“It really did feel like a mini National Convention,” TIME Political Reporter Zeke Miller told Scene. “I bumped into four or five reporters on my way from the Q back to the Marriott.”
Indeed, reporters were everywhere, scattered among the region’s trendiest bars after they’d filed their harried updates and debate takeaways. Miller, who was in town Tuesday evening through Friday morning, said he spent some time on E. 4th, and considered it “a bit more vibrant” than when he was last in town in 2012, covering Mitt Romney.
That’s a start. Destination Cleveland and the Greater Cleveland Partnership have long been assuring locals that an event like the RNC, with more media frenzy than even the Superbowl, will do wonders for the ongoing rehabilitation of Cleveland’s image. Thousands of journalists will have no choice but to narrate the story of the city's revival, they say.
But it’s unclear if that will be so. Thursday morning, MSNBC ran a segment entitled “Two Clevelands” which featured an out-of-work Slavic Village resident talking about the plight of the city’s poor. Bloomberg ran a story by reporter (and former Clevelander) Michael C. Bender about the Health Line and Republican outreach in Cleveland’s predominantly black east side.
It’s not that these stories are explicitly negative. (Any press is good press, right?) It’s just that expecting national reporters to function as part of the Destination Cleveland PR apparatus may not be realistic.
Although it might not even be necessary. Clevelanders, already a fiercely tribal bunch, have staked out Twitter and have showered naysayers with wild invective. BuzzFeed's Trump correspondent Olivia Nuzzi, who made the mistake of Tweeting “I hated Cleveland,” endured a sustained, boorish onslaught, though the told Scene she found the encounter “hilarious.”
Who needs a tourism bureau, she asked, when Cleveland has all these ambassadors on social media?
The fact that every Cleveland resident with a Twitter account feels compelled to defend it to me would seem to confirm that Cleveland sucks.
— Olivia Nuzzi (@Olivianuzzi) August 7, 2015
On the flip side, Destination Cleveland opines — and this is true — that even if the national press isn’t putting out stories about how great Cleveland is, the fact that reporters have a positive experience is important. MSNBC’s Kasie Hunt, who helmed the “Two Clevelands” piece, tweeted: “Cleveland — this has rocked,” upon her departure. Others happily, and with no provocation, posted photos of meals and brews on W. 25th and E. 4th.
“Social media activity helps us to change Cleveland’s narrative in a different way, as people are telling about their positive experiences in their own words,” wrote Destination Cleveland’s Jennifer Kramer, in an email to Scene.

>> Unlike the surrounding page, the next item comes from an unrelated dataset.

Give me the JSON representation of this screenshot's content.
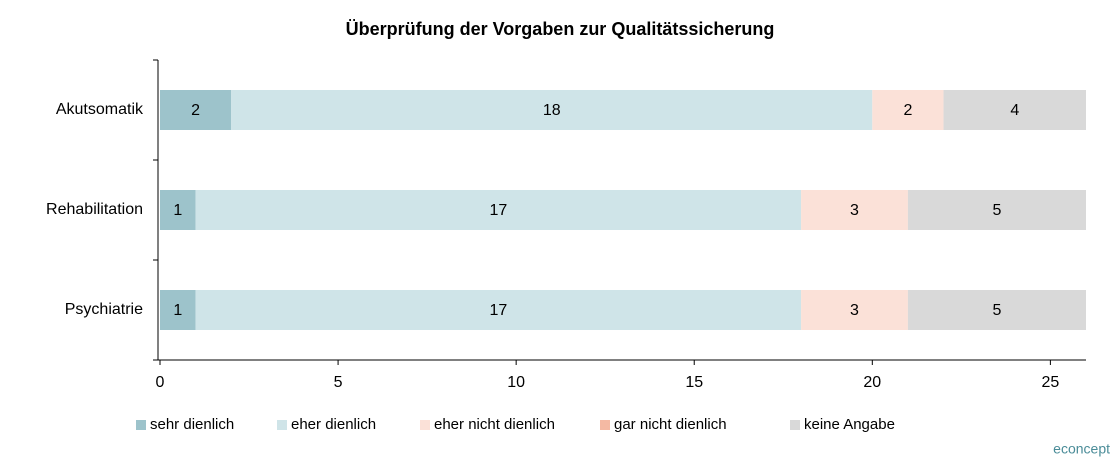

David Gilbert, Destination Cleveland’s President and CEO (and RNC Host Committee Prez and CEO) echoed that the mere presence of media is important.
“We were excited to see that many of them were reporting from outside Quicken Loans Arena and talking with our residents and using aerial shots of our beautiful skyline and revitalized downtown,” he said. “All of these opportunities can be leveraged to change the perception of what Cleveland offers. Hosting the debate in Cleveland only further underscores our city as a destination for meetings and continues to keep our community, its people and our renaissance in the spotlight.”
And Cleveland will be even more directly in the spotlight come 2016, for a much longer stretch.
Zeke Miller said that TIME intends to send anywhere between 10-20 staffers, including some editors, for the convention next year. And that number may increase. They’re still having early conversations about how they’ll tackle the convention, and Miller said that at this point most of his editors’ interest in Cleveland is self-interest.
“They’re interested in scouting reports for next summer,” Miller said. “But the Cleveland rebound is an interesting narrative, and the question will be whether or not it works for us. We’re certainly cognizant of it as a storyline.”
As for impressions of Cleveland today, Miller said he was struck by how much construction was going on around town.
“Whether it was the airport, the highways, [Public Square]... It was a little inconvenient in the short term, but hopefully it will all be ready for next year,” he said. “The sign outside the Square said ‘ready by Summer of 2016,’ and I’m hoping that’s June and not July.”